Economic Growth Stumbled in 4Q, Closing Weakest Year

WASHINGTON (Los Angeles Times/TNS) —
Construction personnel work on a building project just south of Chicago’s Loop last week. (AP Photo/Charles Rex Arbogast)

The U.S. economy stumbled in the fourth quarter, expanding at a disappointing 1.9-percent annual pace and making last year the weakest for growth since 2011, the Commerce Department reported Friday.

The figure for the October-through-December period was below analyst expectations and well off the 3.5-percent annual growth rate for the third quarter. That was the strongest pace in two years.

But a sharp reversal in exports — down 4.3 percent after a 10-percent increase in the previous quarter — and slower pace of consumer-spending growth in the fourth quarter offset an improvement in business investment.

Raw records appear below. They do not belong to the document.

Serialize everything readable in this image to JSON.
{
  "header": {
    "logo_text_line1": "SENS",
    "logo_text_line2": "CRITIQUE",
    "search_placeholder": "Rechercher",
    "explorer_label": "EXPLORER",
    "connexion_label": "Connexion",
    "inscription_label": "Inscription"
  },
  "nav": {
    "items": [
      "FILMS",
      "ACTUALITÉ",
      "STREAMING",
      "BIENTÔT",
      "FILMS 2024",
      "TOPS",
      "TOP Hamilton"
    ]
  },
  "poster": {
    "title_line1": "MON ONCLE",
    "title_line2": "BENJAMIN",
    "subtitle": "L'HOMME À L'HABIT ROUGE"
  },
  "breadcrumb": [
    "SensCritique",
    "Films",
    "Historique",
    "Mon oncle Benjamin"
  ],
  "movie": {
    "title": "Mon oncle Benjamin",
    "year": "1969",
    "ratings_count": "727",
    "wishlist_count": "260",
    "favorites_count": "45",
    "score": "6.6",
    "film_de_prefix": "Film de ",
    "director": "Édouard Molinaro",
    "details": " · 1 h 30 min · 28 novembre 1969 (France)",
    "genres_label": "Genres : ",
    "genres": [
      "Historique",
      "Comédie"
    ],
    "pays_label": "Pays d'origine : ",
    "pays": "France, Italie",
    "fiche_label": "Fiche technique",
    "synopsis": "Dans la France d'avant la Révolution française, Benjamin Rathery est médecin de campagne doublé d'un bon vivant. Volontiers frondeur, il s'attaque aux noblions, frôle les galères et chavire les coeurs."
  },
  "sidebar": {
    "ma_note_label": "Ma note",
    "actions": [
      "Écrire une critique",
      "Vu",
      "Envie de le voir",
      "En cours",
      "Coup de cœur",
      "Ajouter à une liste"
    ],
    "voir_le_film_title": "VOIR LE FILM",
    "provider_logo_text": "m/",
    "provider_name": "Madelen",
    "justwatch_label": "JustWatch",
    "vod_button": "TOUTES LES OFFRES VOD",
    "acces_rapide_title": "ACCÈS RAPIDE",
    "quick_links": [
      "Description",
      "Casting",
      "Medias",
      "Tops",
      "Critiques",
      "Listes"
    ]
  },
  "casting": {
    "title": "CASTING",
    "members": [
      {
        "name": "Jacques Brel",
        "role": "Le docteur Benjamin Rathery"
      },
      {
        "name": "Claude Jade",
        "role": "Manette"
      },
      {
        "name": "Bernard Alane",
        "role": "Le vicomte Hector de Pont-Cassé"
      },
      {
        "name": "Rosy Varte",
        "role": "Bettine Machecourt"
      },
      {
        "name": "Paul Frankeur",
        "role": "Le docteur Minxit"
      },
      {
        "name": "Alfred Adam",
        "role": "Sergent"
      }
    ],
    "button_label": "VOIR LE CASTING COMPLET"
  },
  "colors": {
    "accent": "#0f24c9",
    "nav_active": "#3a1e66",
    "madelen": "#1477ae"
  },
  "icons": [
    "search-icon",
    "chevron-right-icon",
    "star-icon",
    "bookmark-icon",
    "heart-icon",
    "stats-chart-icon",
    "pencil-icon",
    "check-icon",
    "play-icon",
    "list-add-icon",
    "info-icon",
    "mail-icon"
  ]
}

Economists expected growth to decline after a jump in the third quarter that was fueled by consumers and businesses making up for a dismal first half of the year. The economy expanded at just a 0.8-percent rate in the first quarter of 2016 and 1.4 percent in the second quarter.

The fourth-quarter data, the first of three official estimates, means that the U.S. economy expanded just 1.6 percent for all of 2016. That was down from 2.6 percent the previous year and the worst performance since 2011.

The figures also cement Obama’s status as the first president since Herbert Hoover to not have at least one year of economic growth at 3 percent or higher.

The best year under Obama was 2015, when the economy expanded 2.6 percent.

But economists note that Obama started his term in the depths of the Great Recession, which began in late 2007. The economy contracted 2.8 percent in his first year in office. Growth returned in 2010 but has been around 2 percent since then.

Trump has promised to get the economy growing at 4 percent annually.

“To get the economy back on track, President Trump has outlined a bold plan to create 25 million new American jobs in the next decade and return to 4 percent annual economic growth,” according to the “Bringing Back Jobs and Growth” page on the White House website.

That would be accomplished by lower taxes, including cutting the corporate rate, eliminating “job-killing regulations” and striking new trade deals that lead to more manufacturing jobs in the U.S., the White House said.

But Steven Mnuchin, Trump’s nominee for Treasury secretary, appeared to scale down expectations during his confirmation hearing last week, saying his main objective was annual growth of 3 percent to 4 percent.